Palomar Holding is an insurer that focuses on writing unique policies for underserved regions of the United States. Palomar targets underserved areas while maintaining high profit margins by using modeling techniques to analyze data at a ZIP code level. This model, along with its built-up expertise underwriting policies, allows the insurer to underwrite complex risks in markets that have previously been unserved. 

Palomar provides a variety of types of coverage, but its largest segment is residential earthquake coverage, making up 32.6% of its gross written premiums in 2021. Its next-largest revenue generator is specialty homeowners coverage for wind exposure from hurricanes, and it is targeted to specific counties in states like Louisiana, Mississippi, and the Carolinas, which makes up another 14.8% of its business.
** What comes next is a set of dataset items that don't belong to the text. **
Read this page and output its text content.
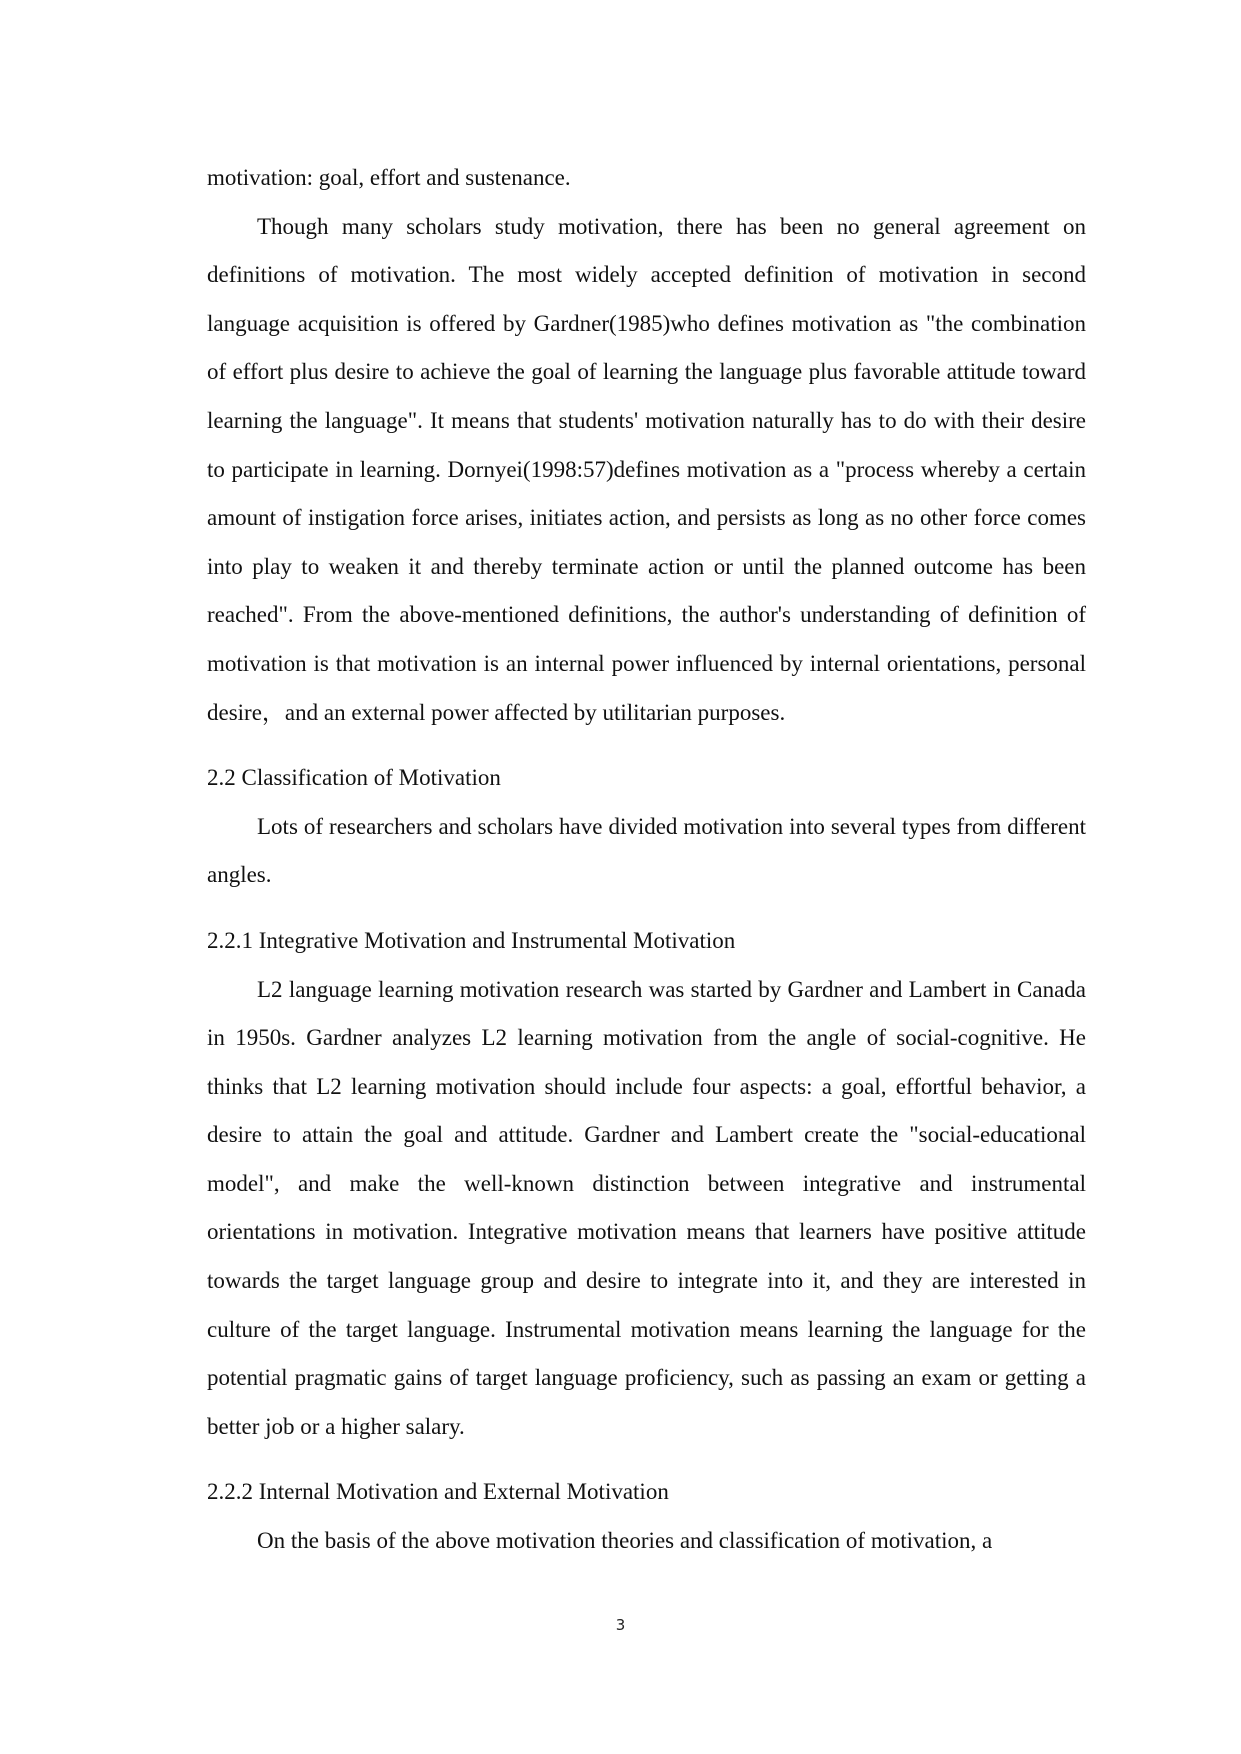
motivation: goal, effort and sustenance.

Though many scholars study motivation, there has been no general agreement on definitions of motivation. The most widely accepted definition of motivation in second language acquisition is offered by Gardner(1985)who defines motivation as "the combination of effort plus desire to achieve the goal of learning the language plus favorable attitude toward learning the language". It means that students' motivation naturally has to do with their desire to participate in learning. Dornyei(1998:57)defines motivation as a "process whereby a certain amount of instigation force arises, initiates action, and persists as long as no other force comes into play to weaken it and thereby terminate action or until the planned outcome has been reached". From the above-mentioned definitions, the author's understanding of definition of motivation is that motivation is an internal power influenced by internal orientations, personal desire，and an external power affected by utilitarian purposes.

2.2 Classification of Motivation

Lots of researchers and scholars have divided motivation into several types from different angles.

2.2.1 Integrative Motivation and Instrumental Motivation

L2 language learning motivation research was started by Gardner and Lambert in Canada in 1950s. Gardner analyzes L2 learning motivation from the angle of social-cognitive. He thinks that L2 learning motivation should include four aspects: a goal, effortful behavior, a desire to attain the goal and attitude. Gardner and Lambert create the "social-educational model", and make the well-known distinction between integrative and instrumental orientations in motivation. Integrative motivation means that learners have positive attitude towards the target language group and desire to integrate into it, and they are interested in culture of the target language. Instrumental motivation means learning the language for the potential pragmatic gains of target language proficiency, such as passing an exam or getting a better job or a higher salary.

2.2.2 Internal Motivation and External Motivation

On the basis of the above motivation theories and classification of motivation, a

3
It also has commercial coverages related to earthquakes and other risks, accounting for another 25% of its business. 

Palomar has provided coverage to these underserved markets while ensuring profitability metrics are solid. One measure of profitability in the insurance industry is combined ratio, where a ratio below 100% is a sign the insurer is underwriting profitable policies. The further under 100% an insurer is, the higher its profit margins. During the first six months of the year, Palomar posted a stellar combined ratio of 68.7%, up slightly from its 66.7% combined ratio last year. For comparison, other large-scale property and casualty insurers that cover a wider range of policies, such as Travelers and Chubb, have combined ratios of 95.9% and 88.6% this year. 
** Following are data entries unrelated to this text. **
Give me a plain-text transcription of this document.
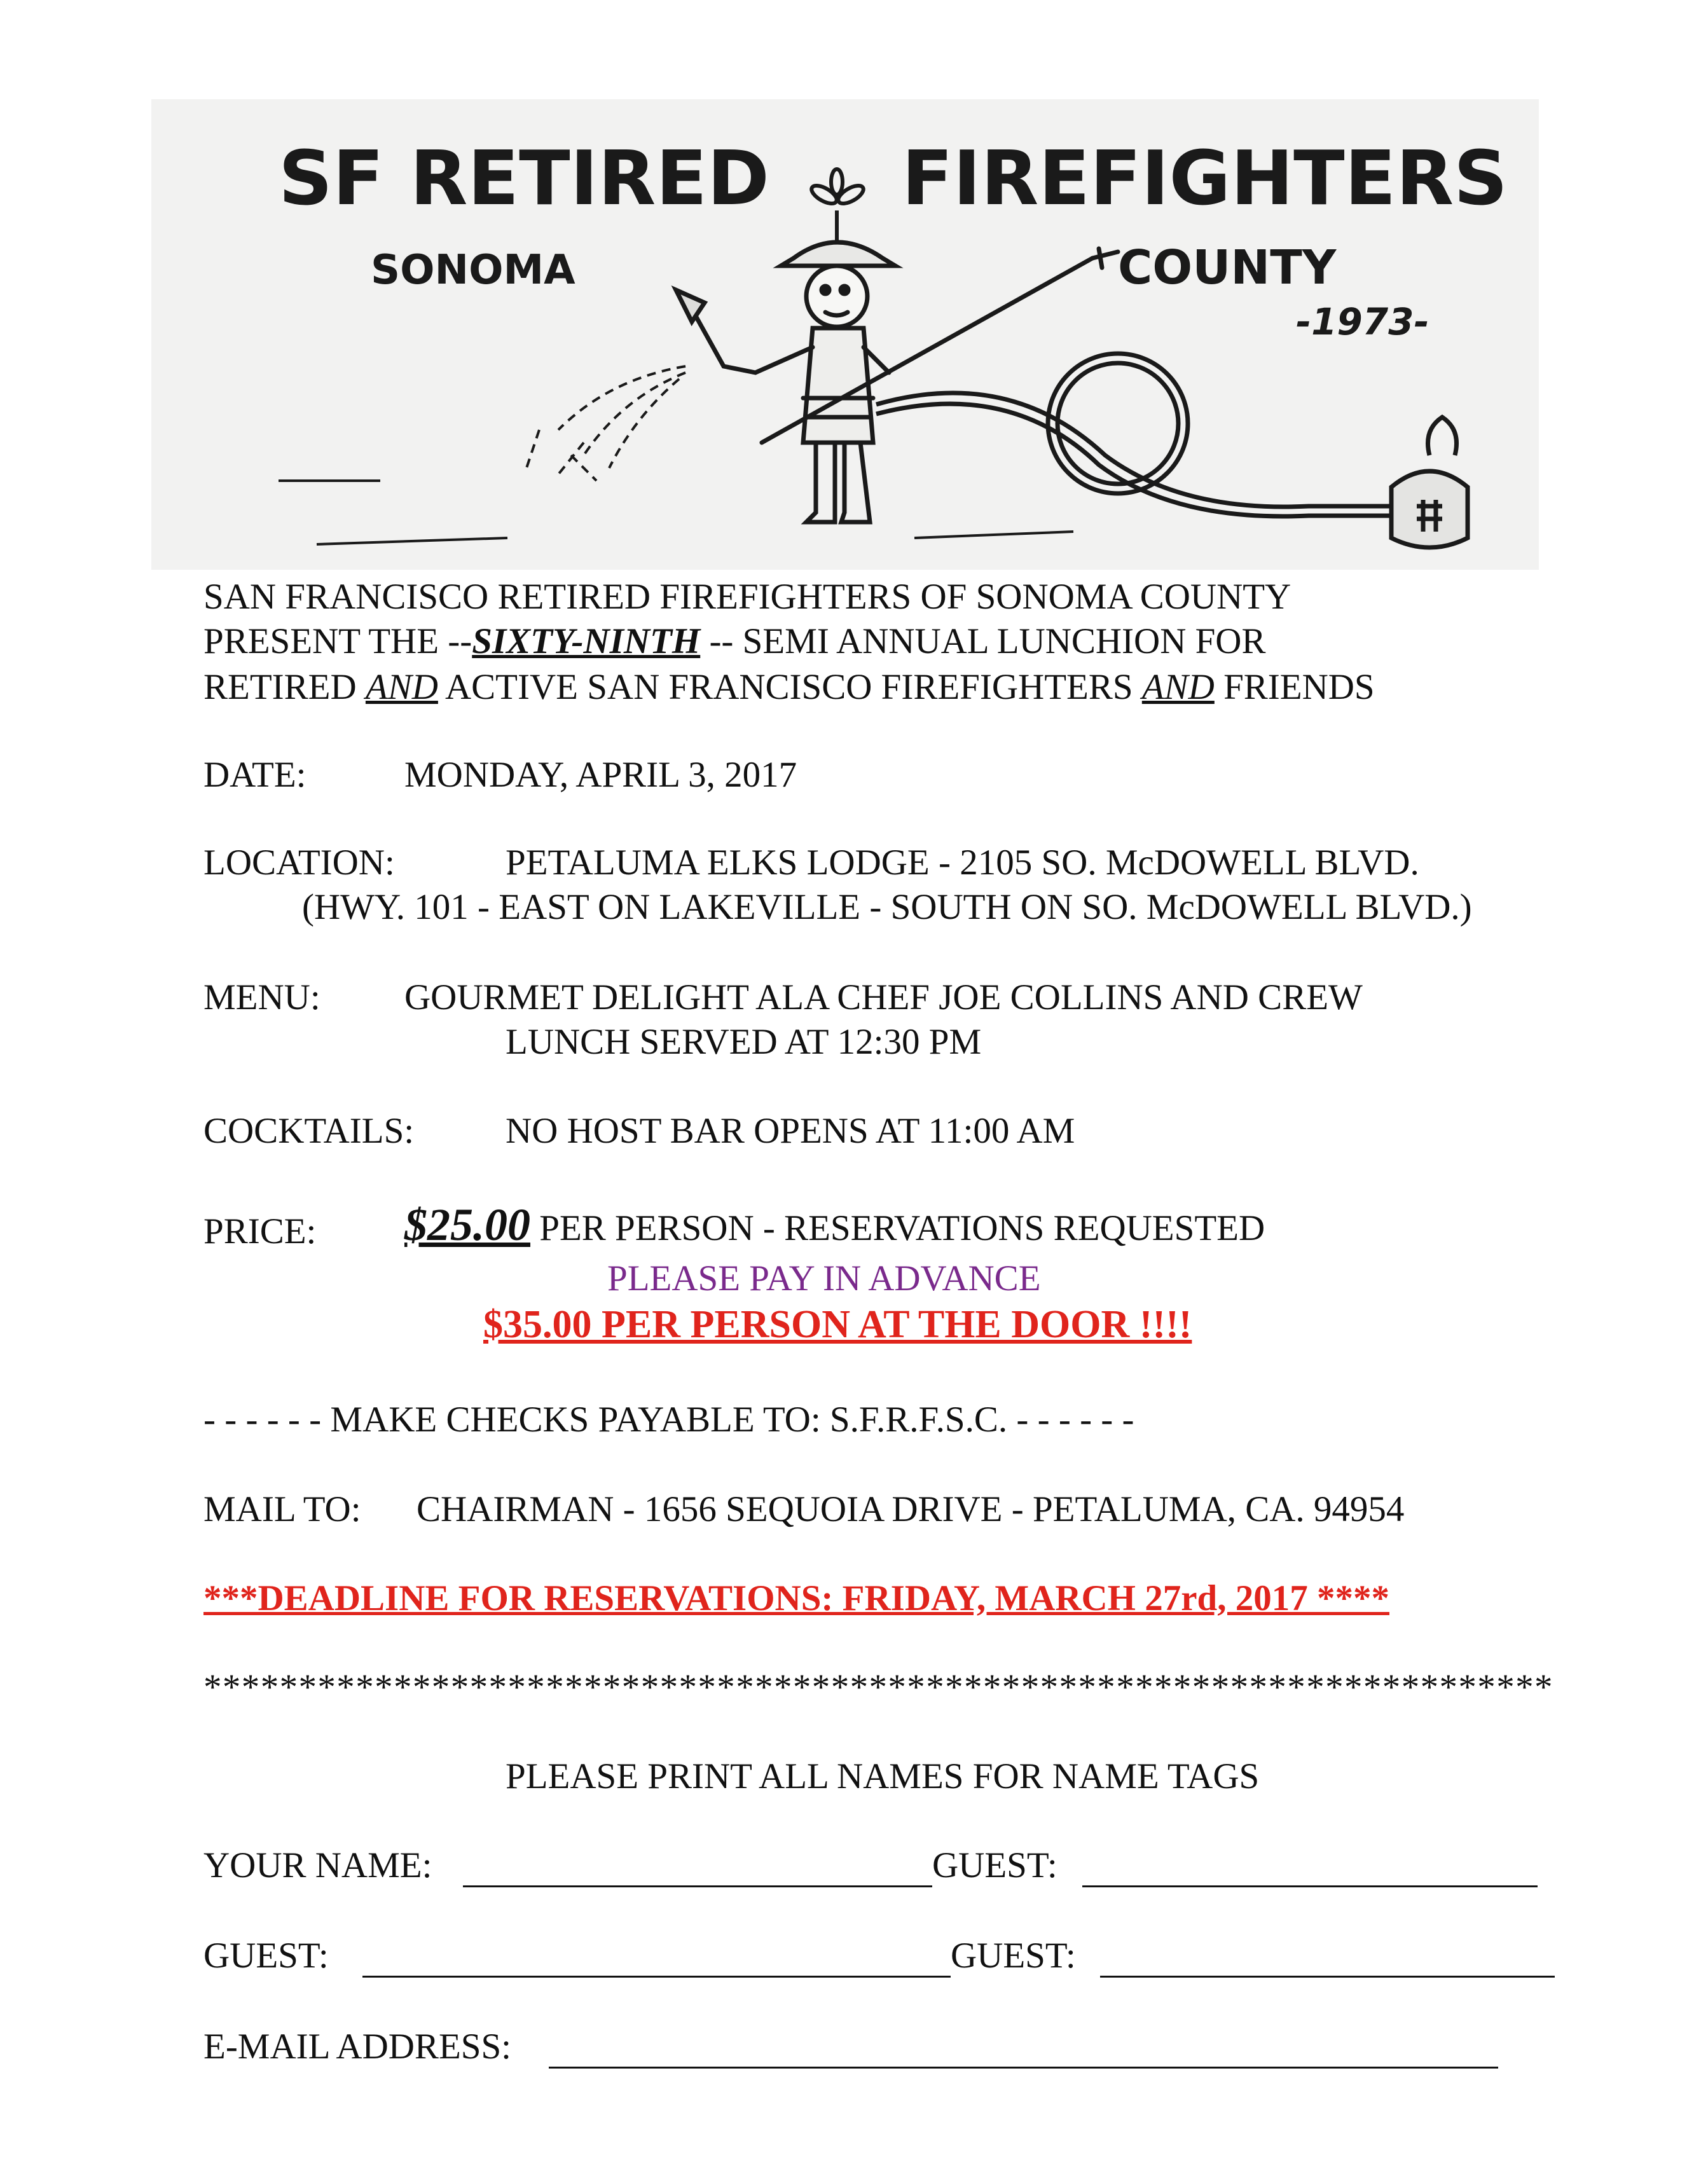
SF RETIRED FIREFIGHTERS
SONOMA	COUNTY
-1973-
SAN FRANCISCO RETIRED FIREFIGHTERS OF SONOMA COUNTY
PRESENT THE --SIXTY-NINTH -- SEMI ANNUAL LUNCHION FOR
RETIRED AND ACTIVE SAN FRANCISCO FIREFIGHTERS AND FRIENDS
DATE:	MONDAY, APRIL 3, 2017
LOCATION:	PETALUMA ELKS LODGE - 2105 SO. McDOWELL BLVD.
(HWY. 101 - EAST ON LAKEVILLE - SOUTH ON SO. McDOWELL BLVD.)
MENU: GOURMET DELIGHT ALA CHEF JOE COLLINS AND CREW
LUNCH SERVED AT 12:30 PM
COCKTAILS:	NO HOST BAR OPENS AT 11:00 AM
PRICE: $25.00 PER PERSON - RESERVATIONS REQUESTED
PLEASE PAY IN ADVANCE
$35.00 PER PERSON AT THE DOOR !!!!
- - - - - - MAKE CHECKS PAYABLE TO: S.F.R.F.S.C. - - - - - -
MAIL TO: CHAIRMAN - 1656 SEQUOIA DRIVE - PETALUMA, CA. 94954
***DEADLINE FOR RESERVATIONS: FRIDAY, MARCH 27rd, 2017 ****
***********************************************************************
PLEASE PRINT ALL NAMES FOR NAME TAGS
YOUR NAME:	GUEST:
GUEST:	GUEST:
E-MAIL ADDRESS:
Since 2016, Palomar's total premiums earned has grown at a 40.2% CAGR, while net income has grown at a 13% CAGR. Growth this year is solid as well, with net earned premiums up 36.6% compared to the first six months last year. Not only that, but net income increased 21.8% from last year to $29 million. Palomar's focus on underserved markets positions it well to post solid profit margins and continue its steady growth trajectory.

3. Kinsale Capital Group

Kinsale Capital Group is a property and casualty insurer similar to Palomar, but it focuses exclusively on excess and surplus lines of coverage in the United States. Excess and surplus insurance is a type of specialty insurance that covers things that a standard insurer doesn't cover. Kinsale focuses on underwriting coverage for hard-to-place small business risks and personal risks, and it has a number of divisions to underwrite coverage for small businesses, construction, product liability, environmental, and energy, just to name a few areas. 

Since 2014, Kinsale's net premiums earned has grown at a 39.5% CAGR, while net income has grown at a 40.9% CAGR. This year the insurer's solid growth has continued, with net written premiums of $312 million in the first half of the year, up 38.3% from last year. The insurer has benefited from favorable conditions in the excess and surplus insurance market, with rate increases and broker submissions both coming in strong so far this year. 

Like the others mentioned above, Kinsale has managed to achieve stellar underwriting results, benefiting its profit margins and bottom line. In the first half of this year, its combined ratio of 79.5% is an improvement from last year's 83.9% ratio. Kinsale's focus on hard-to-place insurance has paid off, and this built-up expertise should continue to drive future growth.